A number of poems could only be described as sensuous love poems and chart the poet’sdevelopment as a lover whiler others explore his love of jazz (“A Love Supreme”) or his religious upbringing (“Baptism”). Indeed, the poet’s father was a Pentecostal minister and expected his son to follow in his footsteps. This adoptive father appears in several poems like “In Memory of Boxing” and “I Found my Father’ s Love Letters”. The poem entitled “In Memory of Boxing” is a tribute to his father’s resilience and endurance, from his days as a farmer working “under the bruising heat of a Caribbean sun” (25) to his life as factory worker “labouring in the ring of the steel industry/caught up in the cold of the British Isles (25). All these reminiscenses are held together by the metaphor of boxing, from the famous “Rumble in the Jungle” of 1974 to the Frank Bruno v. Mike Tyson match of 1989.

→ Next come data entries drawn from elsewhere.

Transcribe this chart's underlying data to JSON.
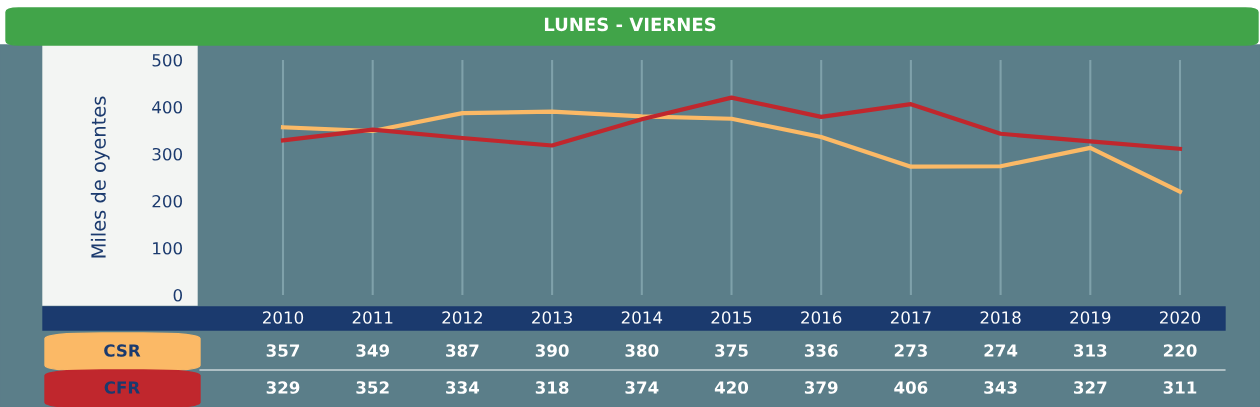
{
  "chart_data": {
    "type": "line",
    "title": "LUNES - VIERNES",
    "ylabel": "Miles de oyentes",
    "categories": [
      "2010",
      "2011",
      "2012",
      "2013",
      "2014",
      "2015",
      "2016",
      "2017",
      "2018",
      "2019",
      "2020"
    ],
    "series": [
      {
        "name": "CSR",
        "color": "#fbb966",
        "values": [
          357,
          349,
          387,
          390,
          380,
          375,
          336,
          273,
          274,
          313,
          220
        ]
      },
      {
        "name": "CFR",
        "color": "#c0272d",
        "values": [
          329,
          352,
          334,
          318,
          374,
          420,
          379,
          406,
          343,
          327,
          311
        ]
      }
    ],
    "ylim": [
      0,
      500
    ],
    "yticks": [
      0,
      100,
      200,
      300,
      400,
      500
    ],
    "grid": "x",
    "data_labels": true,
    "legend": false,
    "marker": "none",
    "line_style": "solid"
  }
}
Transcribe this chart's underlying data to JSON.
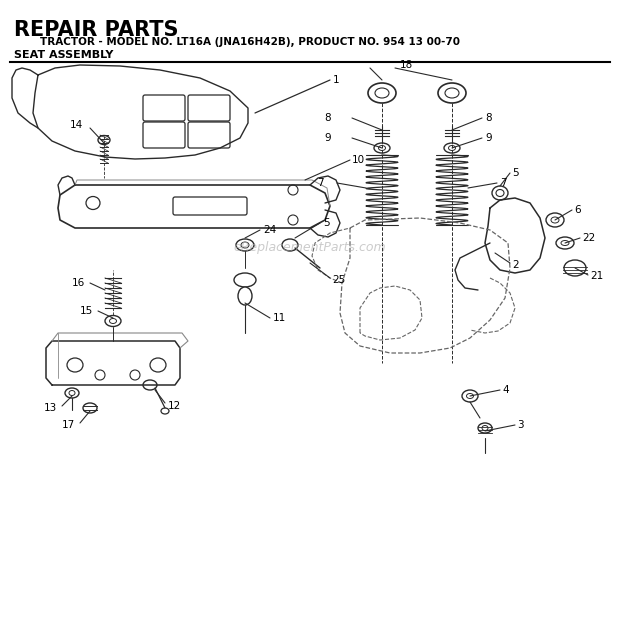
{
  "title_line1": "REPAIR PARTS",
  "title_line2": "     TRACTOR - MODEL NO. LT16A (JNA16H42B), PRODUCT NO. 954 13 00-70",
  "title_line3": "SEAT ASSEMBLY",
  "watermark": "eReplacementParts.com",
  "bg_color": "#ffffff",
  "line_color": "#2a2a2a",
  "dashed_color": "#666666",
  "label_color": "#000000"
}
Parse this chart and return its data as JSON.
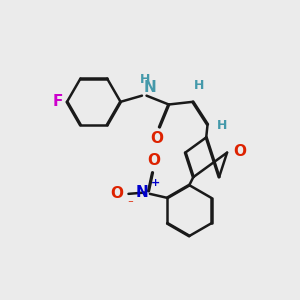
{
  "bg_color": "#ebebeb",
  "bond_color": "#1a1a1a",
  "bond_width": 1.8,
  "atom_colors": {
    "F": "#cc00cc",
    "N": "#0000cc",
    "NH": "#4499aa",
    "O": "#dd2200",
    "H": "#4499aa",
    "Nplus": "#0000cc",
    "Ominus": "#dd2200"
  },
  "font_size": 11
}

A number of poems are also characterised by a strong sense of place, like “Tipton” for instance in which the poet voices his attachment to this small industrial town in the Black Country where he presently resides:
Tipton, this tongue-tipping
double syllable of a word,
this Bermuda triangle
between Brum and Wolves.
This lost city quintessentially
Black Country, God’s belly button
of the universe has got me (59)
In this “lost” city Roy Mc Farlane has found his voice as a poet and has begun a new journey. For this, the reader can only be grateful.